Inoltre la rete dei servizi si presenta ancora frammentata nel nostro Paese, con notevoli differenze tra regione e regione. I problemi più sentiti? Carenze nell’erogazione di prestazioni di tipo riabilitativo, «per cui in 1 caso su 3 le famiglie contribuiscono, in toto o in parte, al pagamento di questo servizio con una spesa media annua di 1.350 euro, segue la terapia occupazionale e o esercizi per svolgere le attività quotidiane (21,1%), a pagamento in quasi 4 casi su 10 (spesa media annua 1.800 euro) e l’assistenza psicologica ai famigliari (24,7%), a carico delle famiglie in un caso su 2 (spesa media annua 1.000 euro)». A fronte delle notevoli spese, appena l’8,4% delle famiglie è beneficiaria di contributi economici da parte della Regione, della Provincia, dei Comuni o loro delegati nel 2011. Segnalati problemi anche rispetto al riconoscimento della patologia rara in sede di commissione per l’invalidità civile e l’indennità di accompagnamento. 

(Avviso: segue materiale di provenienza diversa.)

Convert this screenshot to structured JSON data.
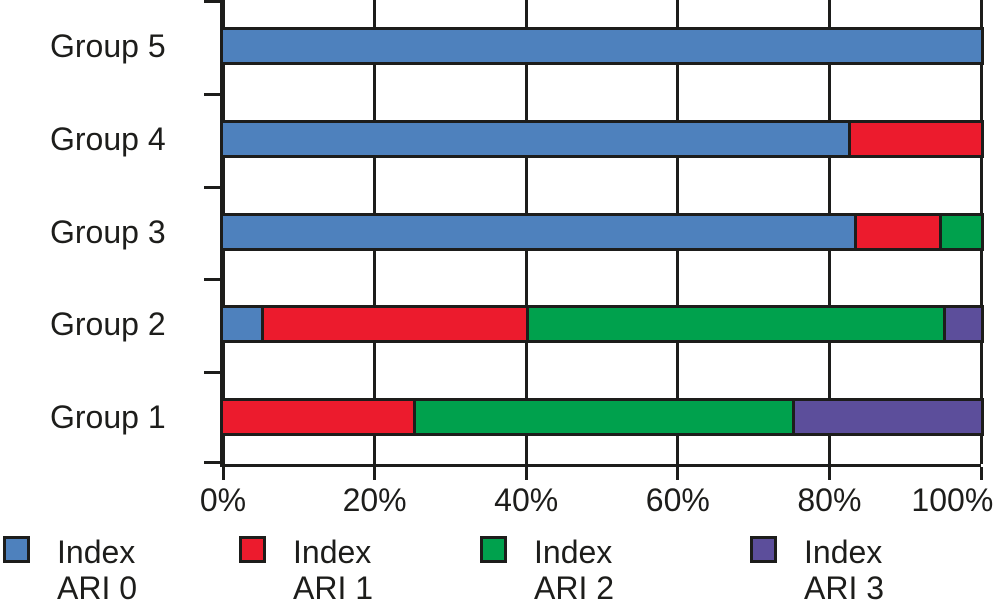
{
  "chart_data": {
    "type": "bar",
    "orientation": "horizontal",
    "stacked": true,
    "value_unit": "percent",
    "title": "",
    "xlabel": "",
    "ylabel": "",
    "grid": true,
    "legend_position": "bottom",
    "ink_color": "#1D1D1B",
    "x_axis": {
      "range": [
        0,
        100
      ],
      "tick_labels": [
        "0%",
        "20%",
        "40%",
        "60%",
        "80%",
        "100%"
      ]
    },
    "series": [
      {
        "name": "Index ARI 0",
        "color": "#4E81BD"
      },
      {
        "name": "Index ARI 1",
        "color": "#EC1B2D"
      },
      {
        "name": "Index ARI 2",
        "color": "#00A14D"
      },
      {
        "name": "Index ARI 3",
        "color": "#5C4E9B"
      }
    ],
    "rows_top_to_bottom": [
      {
        "label": "Group 5",
        "segments": [
          {
            "series": "Index ARI 0",
            "value": 100
          }
        ]
      },
      {
        "label": "Group 4",
        "segments": [
          {
            "series": "Index ARI 0",
            "value": 82.4
          },
          {
            "series": "Index ARI 1",
            "value": 17.6
          }
        ]
      },
      {
        "label": "Group 3",
        "segments": [
          {
            "series": "Index ARI 0",
            "value": 83.3
          },
          {
            "series": "Index ARI 1",
            "value": 11.1
          },
          {
            "series": "Index ARI 2",
            "value": 5.6
          }
        ]
      },
      {
        "label": "Group 2",
        "segments": [
          {
            "series": "Index ARI 0",
            "value": 5
          },
          {
            "series": "Index ARI 1",
            "value": 35
          },
          {
            "series": "Index ARI 2",
            "value": 55
          },
          {
            "series": "Index ARI 3",
            "value": 5
          }
        ]
      },
      {
        "label": "Group 1",
        "segments": [
          {
            "series": "Index ARI 1",
            "value": 25
          },
          {
            "series": "Index ARI 2",
            "value": 50
          },
          {
            "series": "Index ARI 3",
            "value": 25
          }
        ]
      }
    ],
    "legend": [
      {
        "line1": "Index",
        "line2": "ARI 0",
        "series": "Index ARI 0"
      },
      {
        "line1": "Index",
        "line2": "ARI 1",
        "series": "Index ARI 1"
      },
      {
        "line1": "Index",
        "line2": "ARI 2",
        "series": "Index ARI 2"
      },
      {
        "line1": "Index",
        "line2": "ARI 3",
        "series": "Index ARI 3"
      }
    ]
  }
}
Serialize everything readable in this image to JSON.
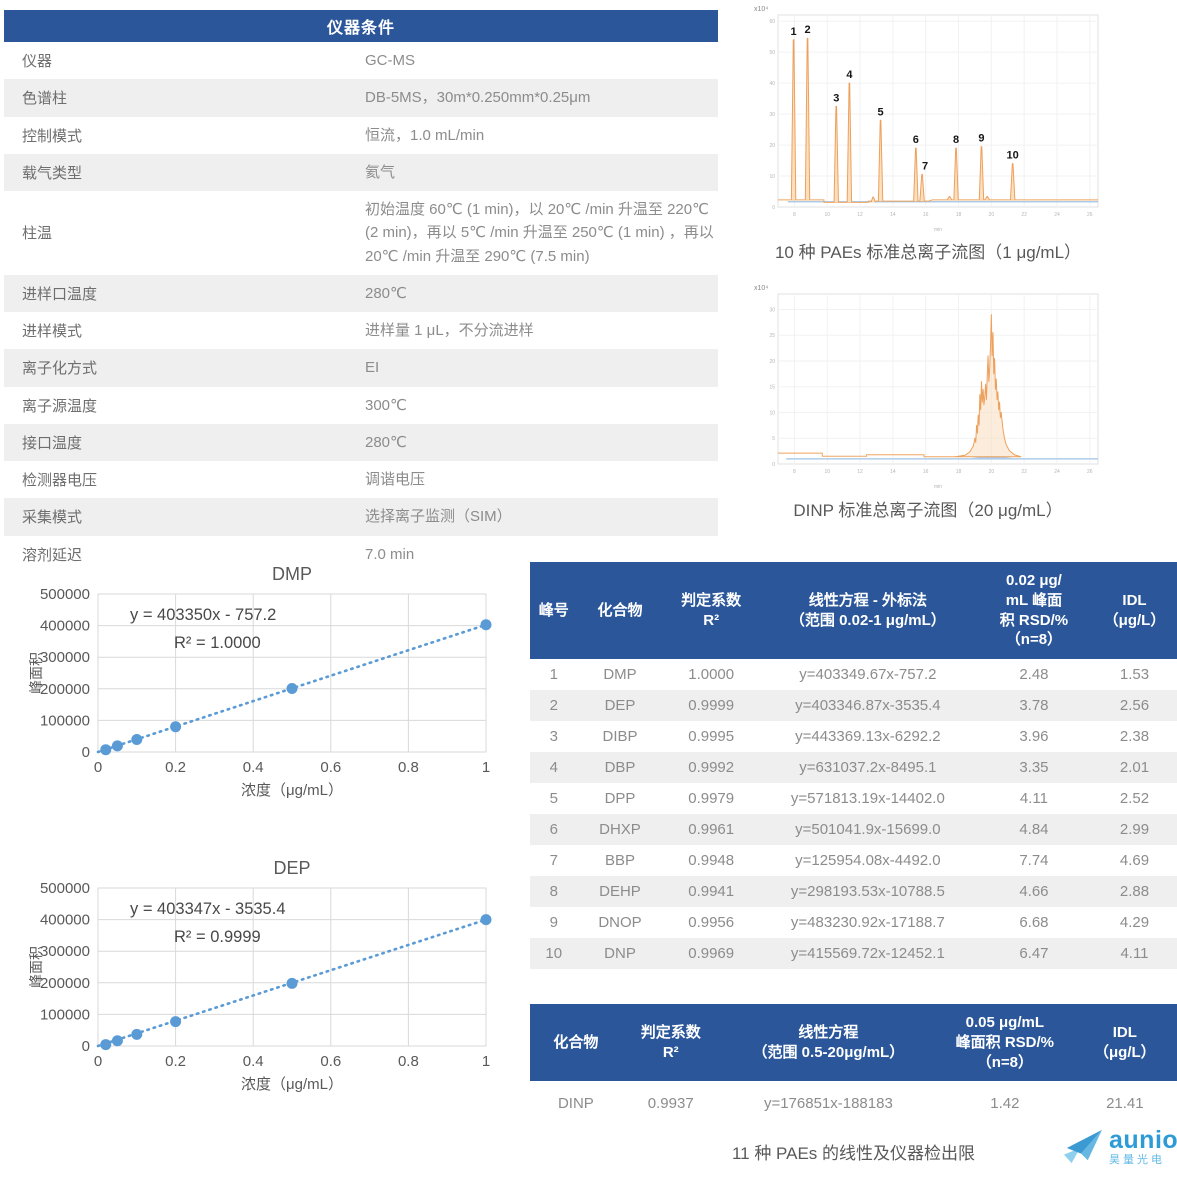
{
  "captions": {
    "bottom": "11 种 PAEs 的线性及仪器检出限"
  },
  "logo": {
    "brand": "aunion",
    "sub": "昊量光电"
  },
  "conditions_table": {
    "title": "仪器条件",
    "rows": [
      [
        "仪器",
        "GC-MS"
      ],
      [
        "色谱柱",
        "DB-5MS，30m*0.250mm*0.25μm"
      ],
      [
        "控制模式",
        "恒流，1.0 mL/min"
      ],
      [
        "载气类型",
        "氦气"
      ],
      [
        "柱温",
        "初始温度 60℃ (1 min)，以 20℃ /min 升温至 220℃ (2 min)，再以 5℃ /min 升温至 250℃ (1 min) ，再以 20℃ /min 升温至 290℃ (7.5 min)"
      ],
      [
        "进样口温度",
        "280℃"
      ],
      [
        "进样模式",
        "进样量 1 μL，不分流进样"
      ],
      [
        "离子化方式",
        "EI"
      ],
      [
        "离子源温度",
        "300℃"
      ],
      [
        "接口温度",
        "280℃"
      ],
      [
        "检测器电压",
        "调谐电压"
      ],
      [
        "采集模式",
        "选择离子监测（SIM）"
      ],
      [
        "溶剂延迟",
        "7.0 min"
      ]
    ]
  },
  "linearity_table": {
    "headers": [
      {
        "lines": [
          "峰号"
        ]
      },
      {
        "lines": [
          "化合物"
        ]
      },
      {
        "lines": [
          "判定系数",
          "R²"
        ]
      },
      {
        "lines": [
          "线性方程 - 外标法",
          "（范围 0.02-1 μg/mL）"
        ]
      },
      {
        "lines": [
          "0.02 μg/",
          "mL 峰面",
          "积 RSD/%",
          "（n=8）"
        ]
      },
      {
        "lines": [
          "IDL",
          "（μg/L）"
        ]
      }
    ],
    "rows": [
      [
        "1",
        "DMP",
        "1.0000",
        "y=403349.67x-757.2",
        "2.48",
        "1.53"
      ],
      [
        "2",
        "DEP",
        "0.9999",
        "y=403346.87x-3535.4",
        "3.78",
        "2.56"
      ],
      [
        "3",
        "DIBP",
        "0.9995",
        "y=443369.13x-6292.2",
        "3.96",
        "2.38"
      ],
      [
        "4",
        "DBP",
        "0.9992",
        "y=631037.2x-8495.1",
        "3.35",
        "2.01"
      ],
      [
        "5",
        "DPP",
        "0.9979",
        "y=571813.19x-14402.0",
        "4.11",
        "2.52"
      ],
      [
        "6",
        "DHXP",
        "0.9961",
        "y=501041.9x-15699.0",
        "4.84",
        "2.99"
      ],
      [
        "7",
        "BBP",
        "0.9948",
        "y=125954.08x-4492.0",
        "7.74",
        "4.69"
      ],
      [
        "8",
        "DEHP",
        "0.9941",
        "y=298193.53x-10788.5",
        "4.66",
        "2.88"
      ],
      [
        "9",
        "DNOP",
        "0.9956",
        "y=483230.92x-17188.7",
        "6.68",
        "4.29"
      ],
      [
        "10",
        "DNP",
        "0.9969",
        "y=415569.72x-12452.1",
        "6.47",
        "4.11"
      ]
    ]
  },
  "dinp_table": {
    "headers": [
      {
        "lines": [
          "化合物"
        ]
      },
      {
        "lines": [
          "判定系数",
          "R²"
        ]
      },
      {
        "lines": [
          "线性方程",
          "（范围 0.5-20μg/mL）"
        ]
      },
      {
        "lines": [
          "0.05 μg/mL",
          "峰面积 RSD/%",
          "（n=8）"
        ]
      },
      {
        "lines": [
          "IDL",
          "（μg/L）"
        ]
      }
    ],
    "rows": [
      [
        "DINP",
        "0.9937",
        "y=176851x-188183",
        "1.42",
        "21.41"
      ]
    ]
  },
  "chart_data": [
    {
      "type": "line",
      "subtype": "chromatogram",
      "title": "10 种 PAEs 标准总离子流图（1 μg/mL）",
      "y_unit": "x10⁴",
      "x_unit": "min",
      "xlim": [
        7,
        26.5
      ],
      "ylim": [
        0,
        62
      ],
      "xticks": [
        8,
        10,
        12,
        14,
        16,
        18,
        20,
        22,
        24,
        26
      ],
      "yticks": [
        0,
        10,
        20,
        30,
        40,
        50,
        60
      ],
      "baseline": [
        [
          7,
          2.3
        ],
        [
          9.8,
          2.3
        ],
        [
          9.8,
          1.5
        ],
        [
          12.5,
          1.5
        ],
        [
          12.5,
          1.9
        ],
        [
          16.2,
          1.9
        ],
        [
          16.4,
          2.3
        ],
        [
          26.5,
          2.3
        ]
      ],
      "blue_line": {
        "from": 7.6,
        "to": 26.5,
        "y": 1.7
      },
      "peaks": [
        {
          "label": "1",
          "x": 7.95,
          "h": 54,
          "base": 2.3
        },
        {
          "label": "2",
          "x": 8.8,
          "h": 54.5,
          "base": 2.3
        },
        {
          "label": "3",
          "x": 10.55,
          "h": 32.5,
          "base": 1.5
        },
        {
          "label": "4",
          "x": 11.35,
          "h": 40,
          "base": 1.5
        },
        {
          "label": "5",
          "x": 13.25,
          "h": 28,
          "base": 1.9
        },
        {
          "label": "6",
          "x": 15.4,
          "h": 19,
          "base": 1.9
        },
        {
          "label": "7",
          "x": 15.78,
          "h": 10.5,
          "base": 1.9,
          "ldx": 3
        },
        {
          "label": "8",
          "x": 17.85,
          "h": 19,
          "base": 2.3
        },
        {
          "label": "9",
          "x": 19.4,
          "h": 19.5,
          "base": 2.3
        },
        {
          "label": "10",
          "x": 21.3,
          "h": 14,
          "base": 2.3
        },
        {
          "x": 12.8,
          "h": 3.2,
          "base": 1.5
        },
        {
          "x": 17.45,
          "h": 3.4,
          "base": 2.3
        },
        {
          "x": 19.75,
          "h": 3.4,
          "base": 2.3
        }
      ]
    },
    {
      "type": "line",
      "subtype": "chromatogram",
      "title": "DINP 标准总离子流图（20 μg/mL）",
      "y_unit": "x10⁴",
      "x_unit": "min",
      "xlim": [
        7,
        26.5
      ],
      "ylim": [
        0,
        33
      ],
      "xticks": [
        8,
        10,
        12,
        14,
        16,
        18,
        20,
        22,
        24,
        26
      ],
      "yticks": [
        0,
        5,
        10,
        15,
        20,
        25,
        30
      ],
      "baseline": [
        [
          7,
          2.1
        ],
        [
          9.7,
          2.1
        ],
        [
          9.7,
          1.5
        ],
        [
          12.4,
          1.5
        ],
        [
          12.4,
          1.8
        ],
        [
          15.9,
          1.8
        ],
        [
          15.9,
          1.4
        ],
        [
          17.8,
          1.4
        ]
      ],
      "blue_line": {
        "from": 7.5,
        "to": 26.5,
        "y": 1.0
      },
      "blue_bump": {
        "from": 18.6,
        "to": 21.5,
        "h": 2.0,
        "base": 1.0
      },
      "envelope": [
        [
          17.8,
          1.4
        ],
        [
          18.4,
          1.7
        ],
        [
          18.7,
          2.4
        ],
        [
          18.9,
          3.5
        ],
        [
          19.0,
          5.0
        ],
        [
          19.05,
          4.2
        ],
        [
          19.1,
          7.5
        ],
        [
          19.15,
          6.0
        ],
        [
          19.2,
          9.5
        ],
        [
          19.25,
          7.5
        ],
        [
          19.3,
          13.5
        ],
        [
          19.35,
          10.5
        ],
        [
          19.4,
          16.0
        ],
        [
          19.45,
          12.0
        ],
        [
          19.5,
          14.5
        ],
        [
          19.55,
          11.5
        ],
        [
          19.6,
          13.0
        ],
        [
          19.65,
          15.5
        ],
        [
          19.7,
          12.5
        ],
        [
          19.75,
          17.0
        ],
        [
          19.8,
          21.0
        ],
        [
          19.85,
          16.0
        ],
        [
          19.9,
          18.5
        ],
        [
          19.95,
          23.0
        ],
        [
          20.0,
          29.0
        ],
        [
          20.05,
          21.0
        ],
        [
          20.1,
          25.5
        ],
        [
          20.15,
          17.5
        ],
        [
          20.2,
          20.5
        ],
        [
          20.25,
          14.5
        ],
        [
          20.3,
          16.5
        ],
        [
          20.35,
          12.5
        ],
        [
          20.4,
          14.0
        ],
        [
          20.45,
          10.5
        ],
        [
          20.5,
          12.0
        ],
        [
          20.55,
          9.0
        ],
        [
          20.6,
          10.0
        ],
        [
          20.7,
          7.0
        ],
        [
          20.8,
          5.0
        ],
        [
          20.9,
          3.8
        ],
        [
          21.1,
          2.6
        ],
        [
          21.4,
          1.8
        ],
        [
          21.8,
          1.4
        ]
      ]
    },
    {
      "type": "scatter",
      "title": "DMP",
      "equation": "y = 403350x - 757.2",
      "r2": "R² = 1.0000",
      "xlabel": "浓度（μg/mL）",
      "ylabel": "峰面积",
      "xlim": [
        0,
        1
      ],
      "ylim": [
        0,
        500000
      ],
      "xticks": [
        0,
        0.2,
        0.4,
        0.6,
        0.8,
        1
      ],
      "yticks": [
        0,
        100000,
        200000,
        300000,
        400000,
        500000
      ],
      "x": [
        0.02,
        0.05,
        0.1,
        0.2,
        0.5,
        1
      ],
      "y": [
        7310,
        19410,
        39578,
        79913,
        200918,
        402593
      ],
      "slope": 403350,
      "intercept": -757.2
    },
    {
      "type": "scatter",
      "title": "DEP",
      "equation": "y = 403347x - 3535.4",
      "r2": "R² = 0.9999",
      "xlabel": "浓度（μg/mL）",
      "ylabel": "峰面积",
      "xlim": [
        0,
        1
      ],
      "ylim": [
        0,
        500000
      ],
      "xticks": [
        0,
        0.2,
        0.4,
        0.6,
        0.8,
        1
      ],
      "yticks": [
        0,
        100000,
        200000,
        300000,
        400000,
        500000
      ],
      "x": [
        0.02,
        0.05,
        0.1,
        0.2,
        0.5,
        1
      ],
      "y": [
        4532,
        16632,
        36799,
        77134,
        198138,
        399812
      ],
      "slope": 403347,
      "intercept": -3535.4
    }
  ]
}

Per quanto riguarda i problemi sul lavoro per il familiare di riferimento, «sono maggiori nei primi 3 anni successivi all’insorgenza dei sintomi della malattia: una persona su due (53,1%) dichiara di avere problemi sul lavoro. Difficoltà si registrano anche successivamente anche se in misura leggermente più contenuta (38,5%). Nei primi tre anni dall’insorgenza dei sintomi il 7,9% del campione ha fatto ricorso ai due anni di congedo straordinario, il 7,4% si è ritirato dal lavoro e il 6,3% ha cambiato lavoro per essere più vicino a casa». Tuttavia il lavoro è spesso un problema per gli stessi malati rari. Sono pochi, infatti, quelli con età superiore ai 16 anni che trovano occupazione: «Appena 6% sono impiegati, il 3,7% è occupato, il 2,2% è in inserimento lavorativo, il 4,2% è disoccupato. L’insorgenza della malattia rara ha comportato l’abbandono del lavoro per l’8,6% dei malati rari e la riduzione dell’intensità dell’attività lavorativa per il 5,7%».